Anästhesie – Tag XVIV

26. March 2009

Unglaublich, wie kaltblütig manche Leute sein können.

Heute am frühen Vormittag meldete sich bei uns ein lokales Krankenhaus, dessen Schwerpunkt in der Geriatrie liegt. Sie hätten einen beatmeteten Patienten auf ihrer Intensivstation mit irgendwelchen Nekrosen an den Zehen, weswegen vorsichtshalber mal der ganze Fuß amputiert werden sollte. Sowas ist natürlich immer eine schwierige Angelegtenheit, denn die Versuchung ist groß auf diese weise Patienten an andere Krankenhäuser – in diesem Fall uns – abzuschieben.

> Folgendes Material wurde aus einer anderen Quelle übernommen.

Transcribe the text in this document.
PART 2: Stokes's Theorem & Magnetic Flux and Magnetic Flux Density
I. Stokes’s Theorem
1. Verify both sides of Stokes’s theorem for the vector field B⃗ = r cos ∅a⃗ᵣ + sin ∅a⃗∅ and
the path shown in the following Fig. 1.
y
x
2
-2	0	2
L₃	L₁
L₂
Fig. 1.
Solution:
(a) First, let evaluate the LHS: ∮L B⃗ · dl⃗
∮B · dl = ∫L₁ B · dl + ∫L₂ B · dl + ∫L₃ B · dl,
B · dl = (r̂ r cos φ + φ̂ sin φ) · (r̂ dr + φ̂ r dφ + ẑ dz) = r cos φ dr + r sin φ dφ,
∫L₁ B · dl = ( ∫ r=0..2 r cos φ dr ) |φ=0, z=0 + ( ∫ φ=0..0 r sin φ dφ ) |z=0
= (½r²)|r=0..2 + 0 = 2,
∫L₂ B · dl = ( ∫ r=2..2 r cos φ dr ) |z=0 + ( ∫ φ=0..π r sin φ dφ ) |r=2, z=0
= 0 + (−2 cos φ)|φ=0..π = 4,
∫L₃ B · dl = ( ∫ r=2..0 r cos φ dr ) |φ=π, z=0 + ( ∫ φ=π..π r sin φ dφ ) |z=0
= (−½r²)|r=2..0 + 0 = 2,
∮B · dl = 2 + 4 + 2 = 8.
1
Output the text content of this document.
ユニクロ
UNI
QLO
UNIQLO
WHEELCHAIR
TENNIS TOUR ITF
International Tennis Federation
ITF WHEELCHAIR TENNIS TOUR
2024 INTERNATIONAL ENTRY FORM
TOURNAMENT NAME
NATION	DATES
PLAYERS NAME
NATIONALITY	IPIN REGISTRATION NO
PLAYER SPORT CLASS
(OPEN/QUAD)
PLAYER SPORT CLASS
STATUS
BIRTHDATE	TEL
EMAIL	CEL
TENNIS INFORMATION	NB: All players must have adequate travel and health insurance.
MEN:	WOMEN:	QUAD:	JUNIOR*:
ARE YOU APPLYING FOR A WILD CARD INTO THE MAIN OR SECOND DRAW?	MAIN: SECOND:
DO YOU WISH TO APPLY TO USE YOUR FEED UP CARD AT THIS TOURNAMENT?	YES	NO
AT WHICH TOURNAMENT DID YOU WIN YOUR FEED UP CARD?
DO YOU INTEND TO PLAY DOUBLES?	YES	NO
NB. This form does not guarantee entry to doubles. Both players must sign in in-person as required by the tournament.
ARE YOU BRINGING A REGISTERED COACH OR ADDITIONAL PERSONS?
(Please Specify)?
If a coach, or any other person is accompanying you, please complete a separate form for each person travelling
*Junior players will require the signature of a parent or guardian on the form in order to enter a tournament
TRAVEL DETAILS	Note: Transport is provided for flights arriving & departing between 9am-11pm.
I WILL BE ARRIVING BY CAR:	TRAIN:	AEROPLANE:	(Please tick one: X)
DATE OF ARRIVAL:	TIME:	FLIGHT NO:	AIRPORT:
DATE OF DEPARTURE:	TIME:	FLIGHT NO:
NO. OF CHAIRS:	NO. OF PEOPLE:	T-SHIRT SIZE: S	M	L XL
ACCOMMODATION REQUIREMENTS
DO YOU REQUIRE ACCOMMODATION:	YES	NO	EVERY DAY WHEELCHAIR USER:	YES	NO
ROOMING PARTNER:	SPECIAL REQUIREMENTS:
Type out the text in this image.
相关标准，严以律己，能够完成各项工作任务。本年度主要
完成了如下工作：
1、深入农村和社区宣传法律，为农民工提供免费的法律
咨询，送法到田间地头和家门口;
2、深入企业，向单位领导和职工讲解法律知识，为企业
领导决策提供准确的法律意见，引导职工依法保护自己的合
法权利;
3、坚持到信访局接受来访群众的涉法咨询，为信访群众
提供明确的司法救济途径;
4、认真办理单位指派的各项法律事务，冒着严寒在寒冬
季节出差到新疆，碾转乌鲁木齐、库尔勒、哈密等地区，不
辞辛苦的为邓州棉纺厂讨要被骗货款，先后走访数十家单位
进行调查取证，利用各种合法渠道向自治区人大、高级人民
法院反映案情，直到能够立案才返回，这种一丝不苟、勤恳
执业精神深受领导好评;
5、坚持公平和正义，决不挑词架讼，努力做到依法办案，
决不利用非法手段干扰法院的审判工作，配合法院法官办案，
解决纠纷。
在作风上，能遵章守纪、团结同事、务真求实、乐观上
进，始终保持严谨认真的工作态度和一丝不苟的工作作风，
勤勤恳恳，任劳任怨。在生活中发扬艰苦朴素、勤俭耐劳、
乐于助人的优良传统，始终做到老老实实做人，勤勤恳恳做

Also stellten unsere Chiurgen klar, dass eine Übernahme des Patienten nur unter wohl definierten Umständen stattfinden kann. Der Patient sollte nur temporär für die Dauer der Operation bei uns aufgenommen werden und auf keinen Fall ein Bett auf der Intensivstation erhalten. Außerdem verlangten sie von dem anderen Krankenhaus, sich um die diversen Formalien u.a. die Richterliche zustimmung zu kümmern, weil es keinen Vormund für den Patienten gab. Doch die Ärzte im anderen Krankenhaus zeigten sich nur wenig kooperativ und gingen die Sache relativ halbherzig an – so die Aussage unserer Chirurgen. Diese hatten verständlicherweise wenig bis gar keine Lust darauf sich irgendwie ausnutzen zu lassen, geschweige denn im Zweifelsfall den Kopf hinhalten zu müssen. Der Chefarzt persönlich wandte sich an das andere Krankenhaus und stellte recht unmissverständlich klar unter welchen Bedingungen das ganze zu laufen hat. Nach diesem Telefonat war funkstille und das andere Krankenhaus meldete sich nicht mehr.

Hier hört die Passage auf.